Shafran feels that warnings of an Israel-diaspora crisis are overblown. Non-Orthodox Jews, he wrote, largely are disengaged from Israel, while Orthodox Jews — who frequently visit, agitate for, and study in Israel — generally are not bothered by the recent decisions on the Western Wall and conversion.
“The Rabbinate’s policies have alienated some non-Orthodox Jewish leaders and some of their followers, to be sure, but the American Jewish community, if seen in aggregate is not greatly concerned about Israel,” Shafran wrote. “The vast majority of American Jews who care deeply about Israel (and visit and send their children there) are the Orthodox, who are not alienated at all by things like the recent controversial decisions.”
All three elements of the controversy — the Western Wall, conversion, and the rabbis’ list — do affect Orthodox Jews.

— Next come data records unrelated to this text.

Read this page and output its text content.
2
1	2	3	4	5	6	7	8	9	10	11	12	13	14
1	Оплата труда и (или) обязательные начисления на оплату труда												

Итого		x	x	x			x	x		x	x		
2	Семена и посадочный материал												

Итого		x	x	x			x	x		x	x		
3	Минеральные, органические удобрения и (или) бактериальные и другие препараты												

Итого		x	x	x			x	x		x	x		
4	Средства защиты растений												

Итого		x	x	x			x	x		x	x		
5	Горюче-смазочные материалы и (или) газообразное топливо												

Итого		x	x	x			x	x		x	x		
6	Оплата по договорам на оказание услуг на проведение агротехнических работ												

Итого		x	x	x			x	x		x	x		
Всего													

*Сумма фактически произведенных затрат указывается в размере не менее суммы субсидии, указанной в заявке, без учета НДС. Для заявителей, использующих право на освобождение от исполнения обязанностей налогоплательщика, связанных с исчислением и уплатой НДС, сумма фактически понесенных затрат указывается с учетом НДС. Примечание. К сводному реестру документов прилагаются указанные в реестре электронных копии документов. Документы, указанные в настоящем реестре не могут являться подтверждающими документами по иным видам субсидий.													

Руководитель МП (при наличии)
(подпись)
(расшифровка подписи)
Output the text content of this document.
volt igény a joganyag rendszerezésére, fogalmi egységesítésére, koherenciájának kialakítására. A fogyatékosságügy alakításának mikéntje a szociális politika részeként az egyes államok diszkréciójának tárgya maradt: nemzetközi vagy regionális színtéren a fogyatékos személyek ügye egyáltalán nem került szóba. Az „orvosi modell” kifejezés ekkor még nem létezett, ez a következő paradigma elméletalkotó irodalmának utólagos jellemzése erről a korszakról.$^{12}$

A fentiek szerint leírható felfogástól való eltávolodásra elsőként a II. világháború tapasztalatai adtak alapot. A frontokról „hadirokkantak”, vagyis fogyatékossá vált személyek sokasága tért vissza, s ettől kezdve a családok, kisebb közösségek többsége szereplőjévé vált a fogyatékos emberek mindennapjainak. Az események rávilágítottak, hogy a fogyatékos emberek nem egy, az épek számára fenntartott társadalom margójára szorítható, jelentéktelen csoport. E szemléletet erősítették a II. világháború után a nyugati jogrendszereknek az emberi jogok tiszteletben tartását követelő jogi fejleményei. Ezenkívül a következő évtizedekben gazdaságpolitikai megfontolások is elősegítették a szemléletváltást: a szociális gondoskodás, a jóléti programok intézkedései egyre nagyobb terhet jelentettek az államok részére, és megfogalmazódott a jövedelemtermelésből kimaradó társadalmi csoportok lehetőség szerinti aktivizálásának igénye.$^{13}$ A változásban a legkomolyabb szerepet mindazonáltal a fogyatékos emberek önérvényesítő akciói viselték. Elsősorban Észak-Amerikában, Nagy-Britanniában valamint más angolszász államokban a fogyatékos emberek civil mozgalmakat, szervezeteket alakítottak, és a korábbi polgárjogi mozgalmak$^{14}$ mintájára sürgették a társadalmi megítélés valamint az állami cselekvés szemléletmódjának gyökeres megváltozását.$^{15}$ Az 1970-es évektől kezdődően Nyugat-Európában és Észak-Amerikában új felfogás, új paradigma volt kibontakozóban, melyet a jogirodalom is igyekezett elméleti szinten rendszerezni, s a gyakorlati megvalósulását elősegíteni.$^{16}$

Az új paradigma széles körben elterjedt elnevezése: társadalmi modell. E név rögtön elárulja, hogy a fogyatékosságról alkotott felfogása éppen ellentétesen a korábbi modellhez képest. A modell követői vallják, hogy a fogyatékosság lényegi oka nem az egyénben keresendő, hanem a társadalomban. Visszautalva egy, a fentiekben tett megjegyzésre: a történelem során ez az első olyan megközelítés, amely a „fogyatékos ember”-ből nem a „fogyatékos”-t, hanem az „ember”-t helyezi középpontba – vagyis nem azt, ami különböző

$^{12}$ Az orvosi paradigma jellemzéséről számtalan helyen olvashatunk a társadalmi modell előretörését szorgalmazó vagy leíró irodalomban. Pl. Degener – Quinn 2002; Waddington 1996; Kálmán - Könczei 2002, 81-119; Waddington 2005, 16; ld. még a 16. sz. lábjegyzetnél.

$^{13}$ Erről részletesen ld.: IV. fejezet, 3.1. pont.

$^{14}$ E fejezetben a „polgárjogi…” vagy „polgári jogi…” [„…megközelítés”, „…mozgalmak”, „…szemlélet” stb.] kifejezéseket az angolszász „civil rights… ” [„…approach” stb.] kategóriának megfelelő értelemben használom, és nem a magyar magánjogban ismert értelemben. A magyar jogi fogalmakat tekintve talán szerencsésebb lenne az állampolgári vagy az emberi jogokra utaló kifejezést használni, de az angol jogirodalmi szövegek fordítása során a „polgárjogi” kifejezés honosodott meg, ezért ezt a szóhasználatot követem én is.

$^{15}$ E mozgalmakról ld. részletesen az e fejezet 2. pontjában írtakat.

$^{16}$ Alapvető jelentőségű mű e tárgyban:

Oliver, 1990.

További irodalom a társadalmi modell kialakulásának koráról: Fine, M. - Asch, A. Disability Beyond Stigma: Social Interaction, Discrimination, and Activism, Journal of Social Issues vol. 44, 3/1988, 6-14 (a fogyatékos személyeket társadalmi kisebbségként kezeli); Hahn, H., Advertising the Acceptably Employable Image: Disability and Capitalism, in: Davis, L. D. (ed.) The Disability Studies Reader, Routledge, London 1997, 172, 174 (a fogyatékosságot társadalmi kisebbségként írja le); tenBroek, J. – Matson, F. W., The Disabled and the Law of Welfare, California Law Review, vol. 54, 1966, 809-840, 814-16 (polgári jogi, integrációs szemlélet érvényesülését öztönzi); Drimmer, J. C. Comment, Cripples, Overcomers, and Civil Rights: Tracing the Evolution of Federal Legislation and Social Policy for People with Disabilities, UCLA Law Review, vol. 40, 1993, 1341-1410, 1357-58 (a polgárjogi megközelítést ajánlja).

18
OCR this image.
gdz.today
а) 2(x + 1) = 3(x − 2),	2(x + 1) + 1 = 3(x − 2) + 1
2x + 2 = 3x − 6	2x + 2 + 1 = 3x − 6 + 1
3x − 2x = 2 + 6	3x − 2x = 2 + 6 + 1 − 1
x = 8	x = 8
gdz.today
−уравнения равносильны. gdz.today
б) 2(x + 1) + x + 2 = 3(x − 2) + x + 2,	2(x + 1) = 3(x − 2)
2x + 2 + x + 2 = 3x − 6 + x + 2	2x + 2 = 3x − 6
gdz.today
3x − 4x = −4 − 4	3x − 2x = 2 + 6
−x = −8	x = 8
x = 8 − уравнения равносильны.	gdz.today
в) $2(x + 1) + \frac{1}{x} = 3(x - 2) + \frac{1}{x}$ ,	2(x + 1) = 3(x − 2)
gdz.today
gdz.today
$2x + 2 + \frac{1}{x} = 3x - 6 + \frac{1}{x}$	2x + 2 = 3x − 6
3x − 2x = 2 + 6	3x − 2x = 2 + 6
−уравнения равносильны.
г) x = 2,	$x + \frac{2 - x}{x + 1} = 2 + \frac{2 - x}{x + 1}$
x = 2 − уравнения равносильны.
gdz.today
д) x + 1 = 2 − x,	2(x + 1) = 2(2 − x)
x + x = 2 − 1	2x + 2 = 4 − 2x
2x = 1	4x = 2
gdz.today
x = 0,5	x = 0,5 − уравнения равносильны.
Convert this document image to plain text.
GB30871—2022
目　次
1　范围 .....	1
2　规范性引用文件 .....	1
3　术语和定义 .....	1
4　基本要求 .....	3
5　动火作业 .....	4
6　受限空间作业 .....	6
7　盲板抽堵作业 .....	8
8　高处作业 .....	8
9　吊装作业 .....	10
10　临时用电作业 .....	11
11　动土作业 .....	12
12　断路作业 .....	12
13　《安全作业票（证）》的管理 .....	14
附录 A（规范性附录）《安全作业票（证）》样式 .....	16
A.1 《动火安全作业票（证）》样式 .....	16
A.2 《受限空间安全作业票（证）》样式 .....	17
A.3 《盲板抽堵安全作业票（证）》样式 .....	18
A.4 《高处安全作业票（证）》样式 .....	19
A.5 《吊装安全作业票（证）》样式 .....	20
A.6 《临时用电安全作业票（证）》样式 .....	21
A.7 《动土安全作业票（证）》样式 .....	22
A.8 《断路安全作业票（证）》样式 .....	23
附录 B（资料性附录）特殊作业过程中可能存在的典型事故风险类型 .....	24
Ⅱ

The conversion bill, which has been shelved for six months, sought to strip legitimacy from private Orthodox conversions in Israel. The list of rabbis included a range of Orthodox as well as non-Orthodox leaders. And under the Western Wall deal, the Women of the Wall prayer group agreed to move its services from its meeting place in the Orthodox women’s section of the site — a frequent flash point between feminists and charedim — to the expanded non-Orthodox prayer space.
Even so, Rabbi Efrem Goldberg of the Boca Raton Synagogue in Florida criticized Jewish federations for opposing the Israeli government’s actions so vocally. By weighing in on the debates, he said, the federations are supporting Reform and Conservative Jews at the expense of the Orthodox.
His local federation, in South Palm Beach County, put a statement from its national umbrella group on its website that criticized Israel’s actions on conversion and the Western Wall.
“I’ve been very disappointed by the federations’ reaction,” Goldberg said. “I understand why Reform and Conservative would be using their organizations for advocacy on this issue, but federation is supposed to speak for all of the community. They’ve become an advocacy arm for the Reform and Conservative by taking up this issue of conversion.”
Goldberg added that non-Orthodox leaders should be cautious in criticizing the Israeli government, especially when some admonish J Street, the dovish pro-Israel lobby, for criticizing Israel’s policies toward the Palestinians.
“It’s a dangerous precedent for Jewish organizations in America to be protesting the decisions of the democratically elected government of Israel,” he said. “Many of the same people who have no tolerance for J Street trying to interfere in the government of Israel are trying to do so themselves.”
Some Orthodox clergy do sympathize with non-Orthodox leaders. Maharat Ruth Friedman, who is vice president of the International Rabbinic Fellowship, a liberal Orthodox rabbis’ organization, said she felt the chief rabbinate’s actions were exclusionary and harmful to the Jewish people. She said, however, that her organization was not planning any protest beyond a statement of disapproval.
“I do not see the rabbinate as a partner in furthering the spiritual growth of the Jewish people,” said Friedman, who emphasized that she was speaking for herself and not in an official capacity. “This sends the message that religious authority is about control and exclusion. That’s the opposite of the message we want to send to the Jewish people.”